Malcolm Turnbull and Donald Trump ‘don’t have to be friends’
Malcolm Turnbull is on his way to New York for his first meeting with Donald trump. Photo: AAP
Foreign Minister Julie Bishop says Donald Trump and Malcolm Turnbull don’t have to become best friends, but she expects the pair will find they have much in common.
Mr Turnbull landed in New York Thursday morning ahead of a meeting with Mr Trump on the sidelines of an event to mark the 75th anniversary of the Battle of the Coral Sea – their first meeting since an infamous heated phone call earlier in the year.
“They don’t have to be best friends, but of course they will be gracious towards each other,” Ms Bishop told ABC Radio ahead of Mr Turnbull’s arrival in the Big Apple on Thursday (US time).
“I have no doubt that the Prime Minister and President Trump will find a lot in common, I’m sure they’ll get along well.”
Ms Bishop said the pair’s initial phone call in January, which Mr Trump reportedly cut short and described as the worst call to a world leader that day, should not be overstated.
“It was a new administration, briefings were coming from across the administration and there was a moment when the president expressed less than admiration for an agreement that the previous administration has entered into,” she said.
The important thing was the Trump administration honouring the agreement to take refugees from Manus Island and Nauru.
She also said she was sure the President understands the US-Australian relationship is more important than who occupies the White House.
Mr Turnbull is scheduled to touch down in New York on Thursday afternoon (AEST) and will spend less than 48 hours in the city before jetting back to Canberra for next week’s Budget.

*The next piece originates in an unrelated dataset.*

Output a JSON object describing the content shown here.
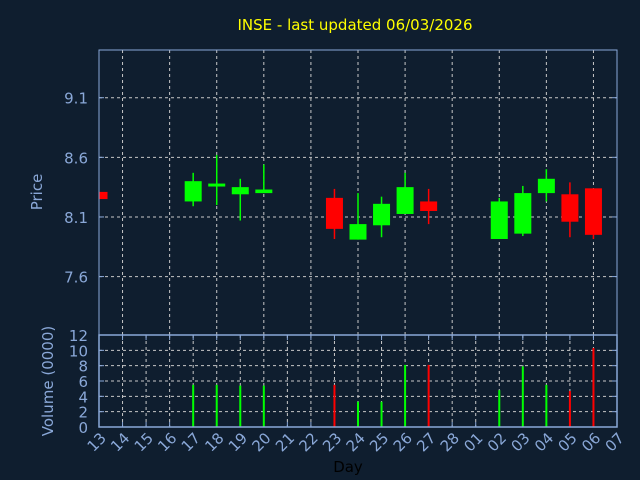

He will embark on a full day and evening of events on Friday, including a bilateral meeting with Mr Trump.
“It will be a discussion and it will be a discussion and a meeting and an engagement, and I have had several calls with him already,” Mr Turnbull told SBS TV on Wednesday night.
The North Korea nuclear threat is expected to be at the top of the agenda.
Despite January’s phone call in which Mr Trump reportedly blasted Mr Turnbull over the US refugee resettlement deal, the Prime Minister expects he will get on well with the president.
Mr Trump described the deal, struck last year by Mr Turnbull and then president Barack Obama, as a “dumb deal” in a February Twitter post but has since reluctantly agreed to accept refugees held on Nauru and Manus Island if they pass what he describes as extreme vetting.
The highlight of the trip will likely be a black tie dinner on the decommissioned USS Intrepid aircraft carrier on the Hudson River to commemorate the 75th anniversary of the US-Australian Battle of the Coral Sea victory over Japan.
Money raised from the dinner will go towards creating an American-Australian veterans’ scholarship fund for disabled veterans to pursue undergraduate or postgraduate study in each other’s countries.
Mr Turnbull’s meeting with Mr Trump in New York will be the first time the president is returning to Manhattan since taking office.
Several protests are planned across New York City, including near the USS Intrepid and his home at Trump Tower, threatening to snarl Manhattan’s streets and produce images of a city rejecting one of its own.